A previous study by Pilatz et al. also compared mean of venous diameter between different clinical grades, and concluded that clinical varicoceles can be predicted with high accuracy based only on the diameter of testicular veins using cut-point values of >2.45 mm in rest or >2.95 mm during Valsalva maneuver in the supine position. However, they only performed CDUS in one position, and measured the diameter of the largest vein in the pampiniform plexus.[5]
They reported a cut-off point of 2.95 mm for discriminating between testicular units without and with clinical varicocele (sensitivity 84%, specificity 81%) while patients were in the supine position doing Valsalva maneuver.[5] Comparing with their findings, we observed higher sensitivity and specificity (91% and 89% respectively) when patients were examined in the upright position doing Valsalva maneuver, and the venous diameter of 2.65 mm at the level of the epididymal head was selected as cut-off point.

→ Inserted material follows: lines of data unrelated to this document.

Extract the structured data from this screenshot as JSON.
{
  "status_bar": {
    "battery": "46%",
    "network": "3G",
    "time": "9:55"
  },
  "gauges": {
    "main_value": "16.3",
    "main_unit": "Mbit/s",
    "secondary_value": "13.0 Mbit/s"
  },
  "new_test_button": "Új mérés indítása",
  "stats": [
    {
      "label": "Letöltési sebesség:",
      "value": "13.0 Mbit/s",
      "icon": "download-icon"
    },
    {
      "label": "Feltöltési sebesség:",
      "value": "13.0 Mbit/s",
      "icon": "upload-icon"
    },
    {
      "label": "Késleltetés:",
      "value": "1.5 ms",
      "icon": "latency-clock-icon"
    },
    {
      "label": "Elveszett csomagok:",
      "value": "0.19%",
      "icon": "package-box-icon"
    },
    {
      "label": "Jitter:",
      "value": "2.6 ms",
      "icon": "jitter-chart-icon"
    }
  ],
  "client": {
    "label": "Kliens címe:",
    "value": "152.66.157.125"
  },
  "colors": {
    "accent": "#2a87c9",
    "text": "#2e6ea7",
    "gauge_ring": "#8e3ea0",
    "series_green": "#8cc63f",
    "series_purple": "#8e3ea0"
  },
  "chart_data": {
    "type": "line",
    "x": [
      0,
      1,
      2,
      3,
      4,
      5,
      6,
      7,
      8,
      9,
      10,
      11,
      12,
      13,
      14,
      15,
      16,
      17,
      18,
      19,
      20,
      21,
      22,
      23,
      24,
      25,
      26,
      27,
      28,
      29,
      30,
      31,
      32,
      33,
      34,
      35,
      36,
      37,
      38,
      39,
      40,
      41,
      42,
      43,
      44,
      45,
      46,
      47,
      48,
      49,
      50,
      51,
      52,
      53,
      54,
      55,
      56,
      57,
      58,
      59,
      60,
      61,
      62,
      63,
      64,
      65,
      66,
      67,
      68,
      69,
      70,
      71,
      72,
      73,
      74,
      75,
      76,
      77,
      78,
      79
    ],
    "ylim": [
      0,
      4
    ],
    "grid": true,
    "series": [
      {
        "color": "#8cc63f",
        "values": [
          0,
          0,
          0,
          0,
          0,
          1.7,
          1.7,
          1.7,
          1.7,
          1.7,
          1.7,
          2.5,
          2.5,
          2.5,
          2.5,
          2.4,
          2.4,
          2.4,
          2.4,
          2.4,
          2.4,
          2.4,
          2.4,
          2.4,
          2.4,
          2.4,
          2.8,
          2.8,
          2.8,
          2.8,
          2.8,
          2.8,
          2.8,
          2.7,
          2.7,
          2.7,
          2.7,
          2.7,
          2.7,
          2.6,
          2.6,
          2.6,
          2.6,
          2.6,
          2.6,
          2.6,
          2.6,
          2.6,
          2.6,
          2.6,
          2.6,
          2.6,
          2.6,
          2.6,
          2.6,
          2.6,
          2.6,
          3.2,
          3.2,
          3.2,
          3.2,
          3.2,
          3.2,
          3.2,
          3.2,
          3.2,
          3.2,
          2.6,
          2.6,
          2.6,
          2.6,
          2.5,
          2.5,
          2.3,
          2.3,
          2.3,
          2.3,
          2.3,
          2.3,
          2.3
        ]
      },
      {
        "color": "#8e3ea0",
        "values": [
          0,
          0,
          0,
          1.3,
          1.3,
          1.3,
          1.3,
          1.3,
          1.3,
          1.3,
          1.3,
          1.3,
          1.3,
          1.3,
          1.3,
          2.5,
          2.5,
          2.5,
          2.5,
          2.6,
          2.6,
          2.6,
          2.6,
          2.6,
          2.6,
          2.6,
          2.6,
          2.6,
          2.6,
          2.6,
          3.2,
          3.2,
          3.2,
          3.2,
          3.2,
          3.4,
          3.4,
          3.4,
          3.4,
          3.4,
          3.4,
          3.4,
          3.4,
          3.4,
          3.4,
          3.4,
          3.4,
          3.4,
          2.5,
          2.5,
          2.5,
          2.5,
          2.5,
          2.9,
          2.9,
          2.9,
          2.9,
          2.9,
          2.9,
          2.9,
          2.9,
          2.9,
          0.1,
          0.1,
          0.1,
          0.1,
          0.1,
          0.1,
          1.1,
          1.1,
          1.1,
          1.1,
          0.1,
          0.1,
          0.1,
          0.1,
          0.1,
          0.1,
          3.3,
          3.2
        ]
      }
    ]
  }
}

In summary, we conclude that the upright position doing Valsalva maneuver could be the most accurate condition for scrotal CDUS examination. Furthermore, the venous diameter at the level of epididymal head is the best ultrasonographic parameter that can distinguish normal subjects from patients with clinical varicocele, and also can define different clinical grades of varicocele ultrasonographically. However, in order to determine more accurate cut-off points, further investigations with larger sample size are suggested.
ACKNOWLEDGMENT
This study was supported by the Isfahan University of Medical Sciences (project number 390497). Authors are thankful to staff of Kashani Hospital Radiology Unit for helping us in conducting the study.
Footnotes
Source of Support: Isfahan University of Medical Sciences
Conflict of Interest: None declared.